2 free parameters · 2 axioms · 1 invented entities

The central claim depends on the probe direction being a faithful causal representation of partisan identity; this rests on the assumption that party labels on congressional tweets are a clean signal and that linear separability in hidden states implies causal relevance for generation.

free parameters (2)
  • linear probe weights
    Weights of the classifier trained to separate Republican from Democratic hidden states; these define the partisan direction.

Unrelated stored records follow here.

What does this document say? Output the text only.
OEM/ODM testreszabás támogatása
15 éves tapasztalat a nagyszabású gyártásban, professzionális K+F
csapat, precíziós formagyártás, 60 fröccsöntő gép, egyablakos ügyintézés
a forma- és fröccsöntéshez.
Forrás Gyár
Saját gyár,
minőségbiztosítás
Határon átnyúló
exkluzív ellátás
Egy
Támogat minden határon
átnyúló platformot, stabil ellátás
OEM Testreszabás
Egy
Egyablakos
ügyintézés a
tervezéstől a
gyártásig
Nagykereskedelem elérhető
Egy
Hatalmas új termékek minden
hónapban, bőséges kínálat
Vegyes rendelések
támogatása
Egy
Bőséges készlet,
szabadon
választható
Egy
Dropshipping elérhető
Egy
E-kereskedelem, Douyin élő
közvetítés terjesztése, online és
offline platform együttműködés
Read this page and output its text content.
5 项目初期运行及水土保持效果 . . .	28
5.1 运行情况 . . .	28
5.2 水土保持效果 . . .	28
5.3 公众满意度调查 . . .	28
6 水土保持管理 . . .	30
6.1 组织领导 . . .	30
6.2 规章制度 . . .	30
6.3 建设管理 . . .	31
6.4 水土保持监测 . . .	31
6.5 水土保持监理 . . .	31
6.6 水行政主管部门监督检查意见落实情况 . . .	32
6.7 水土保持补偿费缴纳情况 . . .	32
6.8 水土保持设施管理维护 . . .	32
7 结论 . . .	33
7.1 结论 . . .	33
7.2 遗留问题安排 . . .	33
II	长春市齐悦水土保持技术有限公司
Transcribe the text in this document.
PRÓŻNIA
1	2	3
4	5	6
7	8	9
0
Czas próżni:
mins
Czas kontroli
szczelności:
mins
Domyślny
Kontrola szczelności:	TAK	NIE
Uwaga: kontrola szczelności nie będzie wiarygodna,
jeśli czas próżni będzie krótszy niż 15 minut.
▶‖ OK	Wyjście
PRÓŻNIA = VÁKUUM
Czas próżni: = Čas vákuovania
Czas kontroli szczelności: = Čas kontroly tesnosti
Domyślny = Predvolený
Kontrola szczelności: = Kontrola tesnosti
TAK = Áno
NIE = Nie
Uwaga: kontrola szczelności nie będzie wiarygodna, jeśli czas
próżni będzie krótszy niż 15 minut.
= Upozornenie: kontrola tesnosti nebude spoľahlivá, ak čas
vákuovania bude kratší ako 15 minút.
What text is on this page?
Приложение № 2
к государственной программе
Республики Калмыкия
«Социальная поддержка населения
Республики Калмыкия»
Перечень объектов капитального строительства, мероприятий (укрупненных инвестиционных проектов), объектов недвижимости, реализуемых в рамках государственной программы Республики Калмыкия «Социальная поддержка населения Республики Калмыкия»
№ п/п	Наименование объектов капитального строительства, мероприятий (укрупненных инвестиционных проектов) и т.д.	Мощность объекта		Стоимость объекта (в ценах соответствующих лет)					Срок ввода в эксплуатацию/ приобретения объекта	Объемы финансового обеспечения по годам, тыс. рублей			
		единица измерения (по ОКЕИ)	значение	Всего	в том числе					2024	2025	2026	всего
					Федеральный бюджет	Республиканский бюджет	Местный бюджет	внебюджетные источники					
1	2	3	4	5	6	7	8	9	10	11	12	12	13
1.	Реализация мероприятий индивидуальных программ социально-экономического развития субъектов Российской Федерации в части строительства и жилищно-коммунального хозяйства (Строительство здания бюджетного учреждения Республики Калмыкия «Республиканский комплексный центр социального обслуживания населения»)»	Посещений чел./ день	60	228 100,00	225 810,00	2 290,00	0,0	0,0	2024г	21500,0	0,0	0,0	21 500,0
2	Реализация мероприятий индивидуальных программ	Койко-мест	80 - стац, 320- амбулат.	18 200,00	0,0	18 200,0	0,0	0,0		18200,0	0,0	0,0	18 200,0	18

  • intervention coefficient
    Scalar multiplier used to ablate or amplify the direction during generation; chosen to produce observable output shifts.
axioms (2)
  • domain assumption Hidden-state activations at a single layer contain a linearly extractable representation of partisan identity
    Invoked when the authors train a linear probe and treat its direction as the partisan axis.
  • domain assumption Congressional tweets provide a representative sample of partisan language without dominant topic or stylistic confounds
    Required for the probe to isolate party rather than other correlated variables.
invented entities (1)
  • partisan direction no independent evidence
    purpose: A one-dimensional geometric axis in activation space claimed to encode partisan political identity
    Postulated as the load-bearing object discovered by the probe and manipulated in interventions; no external falsifiable signature (e.g., predicted behavior on non-political text) is supplied.